Phase field modeling of precipitation reactions in miscibility gap systems
Time: Fri 2022-10-14 13.00
Location: Kollegiesalen, Brinellvägen 8, Stockholm
Video link: https://kth-se.zoom.us/webinar/register/WN_BfrTkgThQc2xvfzt4_Aptg
Subject area: Materials Science and Engineering
Doctoral student: Deepjyoti Mukherjee , Strukturer
Opponent: Professor Benoît Appolaire, Université de Lorraine
Supervisor: Professor Joakim Odqvist, Strukturer; Docent Henrik Larsson, Strukturer
As a backbone to the cutting tools and rock drilling industry, cemented carbides have been used widely due to their high hardness and wear resistance. Most commercially used cemented carbides contain a hard phase made of Tungsten carbide (WC) and a binder phase which is generally ductile. Lately, a secondary hard phase is desired by replacing W in WC partially with one or more metal substitutes such as Ti, V, Ta, Cr and Zr to better its mechanical properties. Some of these carbides are observed to exhibit unusual microstructures during ageing. For example, (Ti,Zr)C present along with WC, has been observed to undergo phase separation from a supersaturated phase, called $\gamma$, to Ti-rich and Zr-rich domains leaving behind an array of precipitates morphologically manifesting as lamellae. This phase separation process has been termed as discontinuous precipitation(DP) as it resembles the classical DP reaction observed in certain binary and multi-component systems. The behaviour comes from the presence of a miscibility gap in the carbide Ref. Borgh et al. 2014 and Ma et al. 2016 due to which the usual response of the system should be to undergo spinodal decomposition(SD), however, the carbide chooses a different path which questions the governing mechanism behind its decomposition process. Several factors are believed to affect such a process and one of such factors is the strain energy, which is generated due to the difference in lattice parameters of the separating phases. When compared to a different miscibility gap system, such as Fe-Cr, where the strain energy is quite low and the response is SD. Other factors such as grain boundary diffusion, atomic mobility, and gradient energy coefficient (κ) are also believed to have an effect on the decomposition process. Therefore, a thorough investigation of the factors is required and, a powerful tool to study the spatio-temporal evolution of the microstructure such as the phase field method, should be used.

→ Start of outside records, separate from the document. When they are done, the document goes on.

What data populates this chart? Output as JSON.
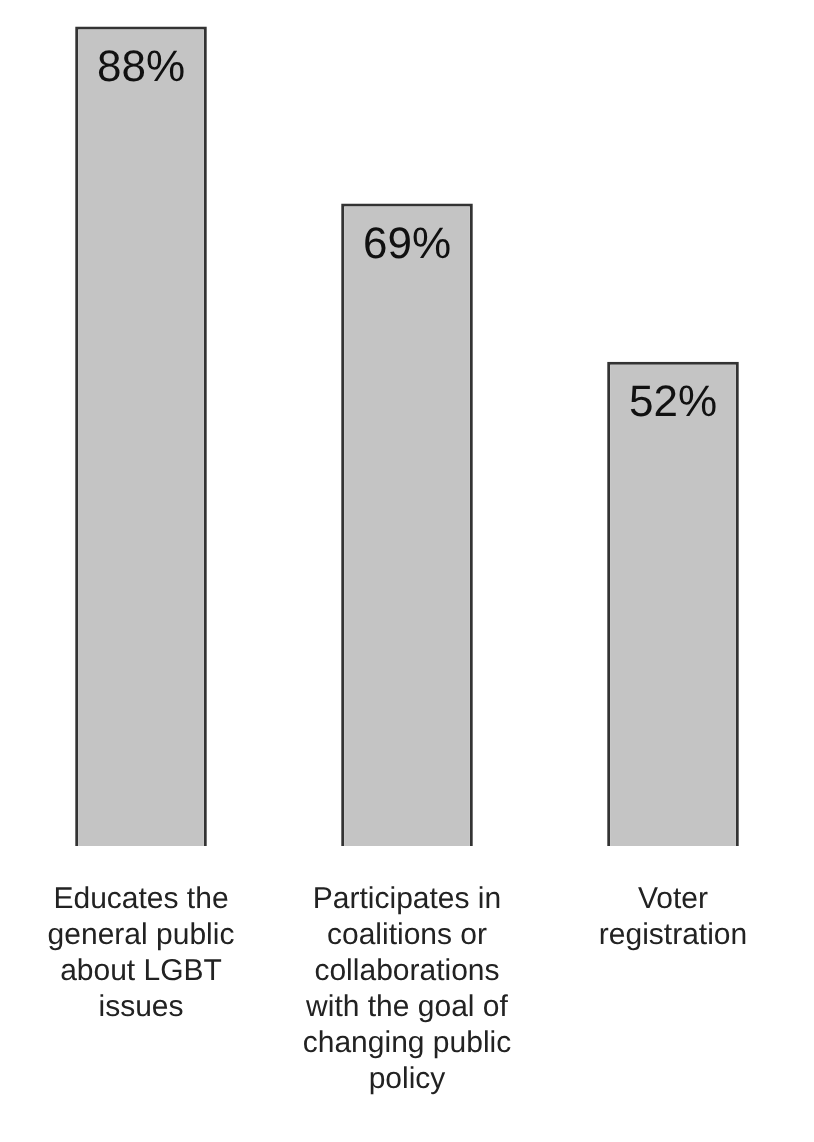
{
  "chart_data": {
    "type": "bar",
    "categories": [
      "Educates the general public about LGBT issues",
      "Participates in coalitions or collaborations with the goal of changing public policy",
      "Voter registration"
    ],
    "values": [
      88,
      69,
      52
    ],
    "color": "#c4c4c4",
    "value_labels": [
      "88%",
      "69%",
      "52%"
    ],
    "grid": false,
    "legend": false
  }
}
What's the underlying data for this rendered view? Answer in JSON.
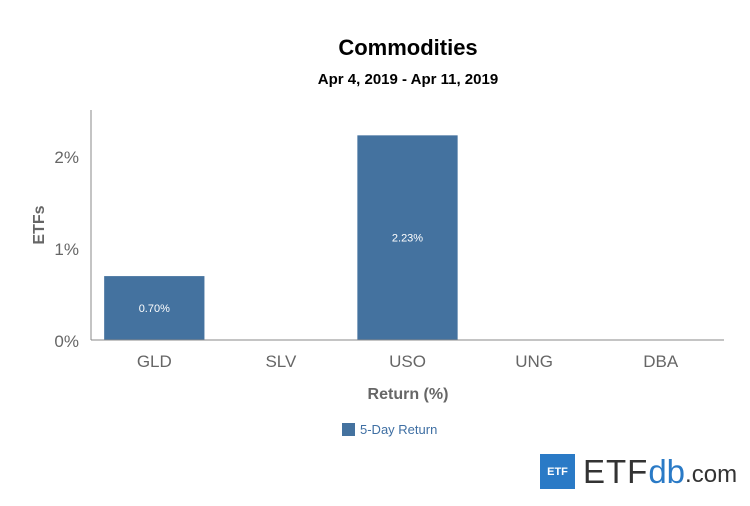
{
  "chart_data": {
    "type": "bar",
    "title": "Commodities",
    "subtitle": "Apr 4, 2019 - Apr 11, 2019",
    "categories": [
      "GLD",
      "SLV",
      "USO",
      "UNG",
      "DBA"
    ],
    "series": [
      {
        "name": "5-Day Return",
        "values": [
          0.7,
          null,
          2.23,
          null,
          null
        ],
        "labels": [
          "0.70%",
          "",
          "2.23%",
          "",
          ""
        ],
        "color": "#44729f"
      }
    ],
    "xlabel": "Return (%)",
    "ylabel": "ETFs",
    "ylim": [
      0,
      2.5
    ],
    "yticks": [
      0,
      1,
      2
    ],
    "ytick_labels": [
      "0%",
      "1%",
      "2%"
    ],
    "grid": false,
    "legend": "bottom-center"
  },
  "logo": {
    "box": "ETF",
    "etf": "ETF",
    "db": "db",
    "com": ".com"
  }
}
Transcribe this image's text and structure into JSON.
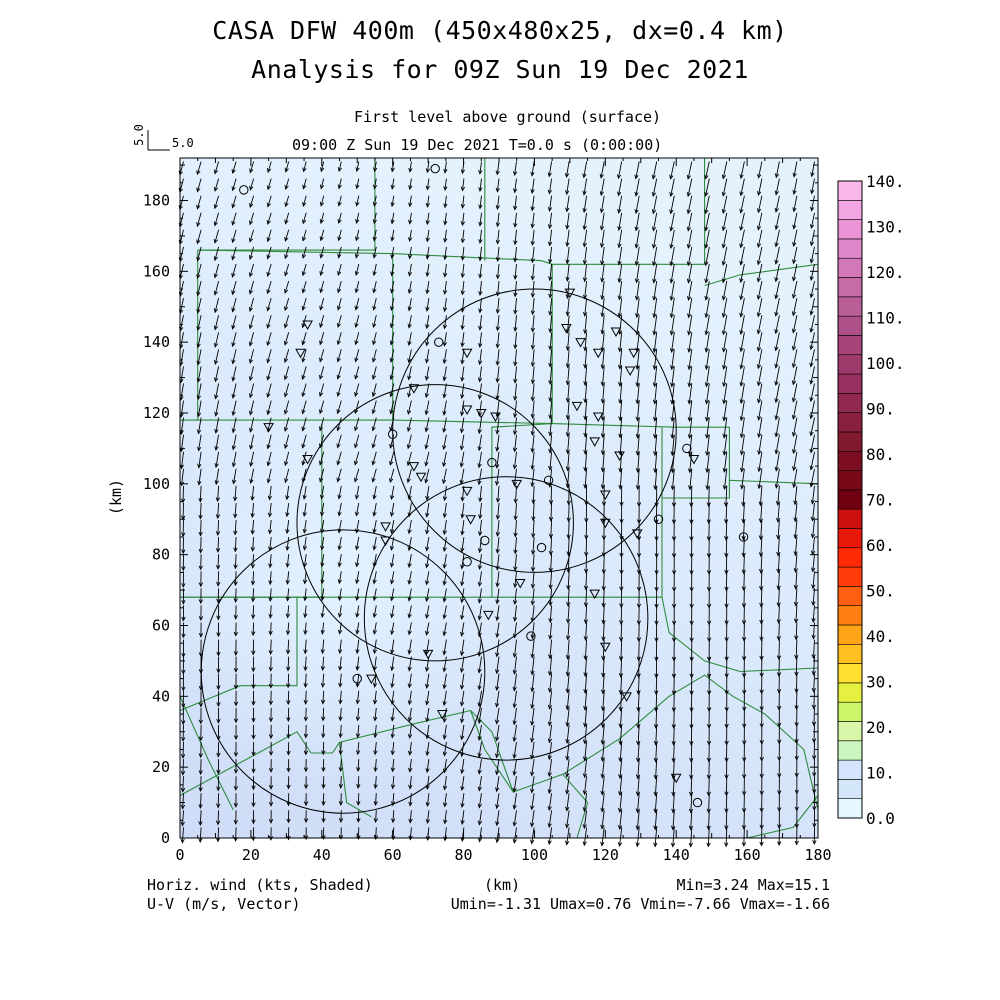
{
  "header": {
    "title_line1": "CASA DFW 400m (450x480x25, dx=0.4 km)",
    "title_line2": "Analysis for 09Z Sun 19 Dec 2021",
    "subtitle_level": "First level above ground (surface)",
    "subtitle_time": "09:00 Z Sun 19 Dec 2021    T=0.0 s (0:00:00)"
  },
  "reference_vector": {
    "label_x": "5.0",
    "label_y": "5.0"
  },
  "axes": {
    "x_label": "(km)",
    "y_label": "(km)",
    "x_range": [
      0,
      180
    ],
    "y_range": [
      0,
      192
    ],
    "x_ticks": [
      "0",
      "20",
      "40",
      "60",
      "80",
      "100",
      "120",
      "140",
      "160",
      "180"
    ],
    "y_ticks": [
      "0",
      "20",
      "40",
      "60",
      "80",
      "100",
      "120",
      "140",
      "160",
      "180"
    ]
  },
  "colorbar": {
    "labels": [
      "0.0",
      "10.",
      "20.",
      "30.",
      "40.",
      "50.",
      "60.",
      "70.",
      "80.",
      "90.",
      "100.",
      "110.",
      "120.",
      "130.",
      "140."
    ],
    "colors": [
      "#e6f7ff",
      "#d3e6fa",
      "#d4e4ff",
      "#ccf5c0",
      "#d9f7a8",
      "#ccf56a",
      "#e6f040",
      "#ffe030",
      "#ffc020",
      "#ffa518",
      "#ff8010",
      "#ff6010",
      "#ff3c0a",
      "#ff2a06",
      "#e8180a",
      "#cc1010",
      "#6e0010",
      "#780818",
      "#7d0e22",
      "#821a2e",
      "#8a2040",
      "#902850",
      "#983060",
      "#9e3a6c",
      "#a8447a",
      "#b05088",
      "#ba5e98",
      "#c66aa8",
      "#d278b8",
      "#de86c8",
      "#ea94d6",
      "#f4a6e2",
      "#f8b8ec"
    ]
  },
  "footer": {
    "left_line1": "Horiz. wind (kts, Shaded)",
    "left_line2": "U-V (m/s, Vector)",
    "center": "(km)",
    "right_line1": "Min=3.24 Max=15.1",
    "right_line2": "Umin=-1.31 Umax=0.76 Vmin=-7.66 Vmax=-1.66"
  },
  "field": {
    "min": 3.24,
    "max": 15.1,
    "umin": -1.31,
    "umax": 0.76,
    "vmin": -7.66,
    "vmax": -1.66
  },
  "radar_rings_km": [
    {
      "cx": 100,
      "cy": 115,
      "r": 40
    },
    {
      "cx": 72,
      "cy": 89,
      "r": 39
    },
    {
      "cx": 92,
      "cy": 62,
      "r": 40
    },
    {
      "cx": 46,
      "cy": 47,
      "r": 40
    }
  ],
  "stations": {
    "circles": [
      [
        18,
        183
      ],
      [
        72,
        189
      ],
      [
        73,
        140
      ],
      [
        60,
        114
      ],
      [
        88,
        106
      ],
      [
        104,
        101
      ],
      [
        86,
        84
      ],
      [
        102,
        82
      ],
      [
        81,
        78
      ],
      [
        99,
        57
      ],
      [
        135,
        90
      ],
      [
        159,
        85
      ],
      [
        50,
        45
      ],
      [
        146,
        10
      ],
      [
        143,
        110
      ]
    ],
    "triangles": [
      [
        110,
        154
      ],
      [
        109,
        144
      ],
      [
        113,
        140
      ],
      [
        118,
        137
      ],
      [
        123,
        143
      ],
      [
        128,
        137
      ],
      [
        127,
        132
      ],
      [
        36,
        145
      ],
      [
        34,
        137
      ],
      [
        66,
        127
      ],
      [
        81,
        137
      ],
      [
        81,
        121
      ],
      [
        85,
        120
      ],
      [
        89,
        119
      ],
      [
        112,
        122
      ],
      [
        118,
        119
      ],
      [
        117,
        112
      ],
      [
        25,
        116
      ],
      [
        36,
        107
      ],
      [
        66,
        105
      ],
      [
        68,
        102
      ],
      [
        81,
        98
      ],
      [
        95,
        100
      ],
      [
        120,
        97
      ],
      [
        120,
        89
      ],
      [
        82,
        90
      ],
      [
        58,
        88
      ],
      [
        58,
        84
      ],
      [
        129,
        86
      ],
      [
        96,
        72
      ],
      [
        117,
        69
      ],
      [
        87,
        63
      ],
      [
        120,
        54
      ],
      [
        70,
        52
      ],
      [
        54,
        45
      ],
      [
        74,
        35
      ],
      [
        126,
        40
      ],
      [
        140,
        17
      ],
      [
        124,
        108
      ],
      [
        145,
        107
      ]
    ]
  },
  "county_lines_km": [
    [
      [
        5,
        166
      ],
      [
        55,
        166
      ],
      [
        55,
        192
      ]
    ],
    [
      [
        5,
        166
      ],
      [
        60,
        165
      ],
      [
        60,
        118
      ]
    ],
    [
      [
        0,
        118
      ],
      [
        60,
        118
      ],
      [
        105,
        117
      ]
    ],
    [
      [
        5,
        166
      ],
      [
        5,
        118
      ]
    ],
    [
      [
        60,
        165
      ],
      [
        102,
        163
      ],
      [
        105,
        162
      ],
      [
        105,
        117
      ]
    ],
    [
      [
        105,
        162
      ],
      [
        148,
        162
      ],
      [
        148,
        192
      ]
    ],
    [
      [
        148,
        156
      ],
      [
        158,
        159
      ],
      [
        180,
        162
      ]
    ],
    [
      [
        86,
        163
      ],
      [
        86,
        192
      ]
    ],
    [
      [
        105,
        117
      ],
      [
        140,
        116
      ],
      [
        155,
        116
      ],
      [
        155,
        101
      ],
      [
        180,
        100
      ]
    ],
    [
      [
        105,
        117
      ],
      [
        88,
        116
      ],
      [
        88,
        68
      ]
    ],
    [
      [
        0,
        68
      ],
      [
        40,
        68
      ],
      [
        40,
        117
      ]
    ],
    [
      [
        0,
        68
      ],
      [
        88,
        68
      ],
      [
        136,
        68
      ],
      [
        136,
        116
      ]
    ],
    [
      [
        136,
        96
      ],
      [
        155,
        96
      ],
      [
        155,
        101
      ]
    ],
    [
      [
        33,
        68
      ],
      [
        33,
        43
      ],
      [
        17,
        43
      ],
      [
        0,
        36
      ]
    ],
    [
      [
        0,
        40
      ],
      [
        8,
        22
      ],
      [
        15,
        8
      ]
    ],
    [
      [
        0,
        12
      ],
      [
        33,
        30
      ],
      [
        37,
        24
      ],
      [
        43,
        24
      ],
      [
        45,
        27
      ],
      [
        65,
        32
      ],
      [
        82,
        36
      ],
      [
        86,
        25
      ],
      [
        94,
        13
      ],
      [
        108,
        18
      ],
      [
        124,
        28
      ],
      [
        138,
        40
      ],
      [
        148,
        46
      ],
      [
        156,
        40
      ],
      [
        165,
        35
      ],
      [
        176,
        25
      ],
      [
        180,
        8
      ]
    ],
    [
      [
        136,
        68
      ],
      [
        138,
        58
      ],
      [
        148,
        50
      ],
      [
        158,
        47
      ],
      [
        180,
        48
      ]
    ],
    [
      [
        45,
        27
      ],
      [
        47,
        10
      ],
      [
        54,
        6
      ]
    ],
    [
      [
        82,
        36
      ],
      [
        88,
        30
      ],
      [
        94,
        13
      ]
    ],
    [
      [
        108,
        18
      ],
      [
        115,
        10
      ],
      [
        112,
        0
      ]
    ],
    [
      [
        160,
        0
      ],
      [
        173,
        3
      ],
      [
        180,
        12
      ]
    ]
  ]
}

According to some experiments the lamellae are generally observed to nucleate at grain boundaries and later grow with the help of grain boundary migration Ref. Borgh et al. 2014. The moving grain boundary leaves behind a series of alternate strands of Ti and Zr rich phases. The growth mechanism behind the moving boundary is believed to be assisted by diffusion of solutes along the grain boundary and generation of the elastic strain energy by it. The phenomenon is commonly known as diffusion induced grain boundary migration(DIGM) and it is believed to be a key part of DP Ref. Hillert and Purdy 1977 and Chongmo and Hillert 1981. In order to recreate DIGM and DP an energetic coupling between the mole fraction and phase field variable is required so that it accounts for the generated strain energy during the process. The main focus of this thesis will be to develop a phase field model accounting for such coupling which will predict DIGM in binary systems and use it further as a medium to model DP in (Ti,Zr)C. The model for DP could be used to predict and control its formation as its occurrence prone to increase the hardness of the carbides. Therefore, it can be used as a tool to design alloys and develop better alternatives. The alternatives could be used to prevent DP in the carbides which could be done by using different metal substitutes that will prefer SD over DP or vice versa.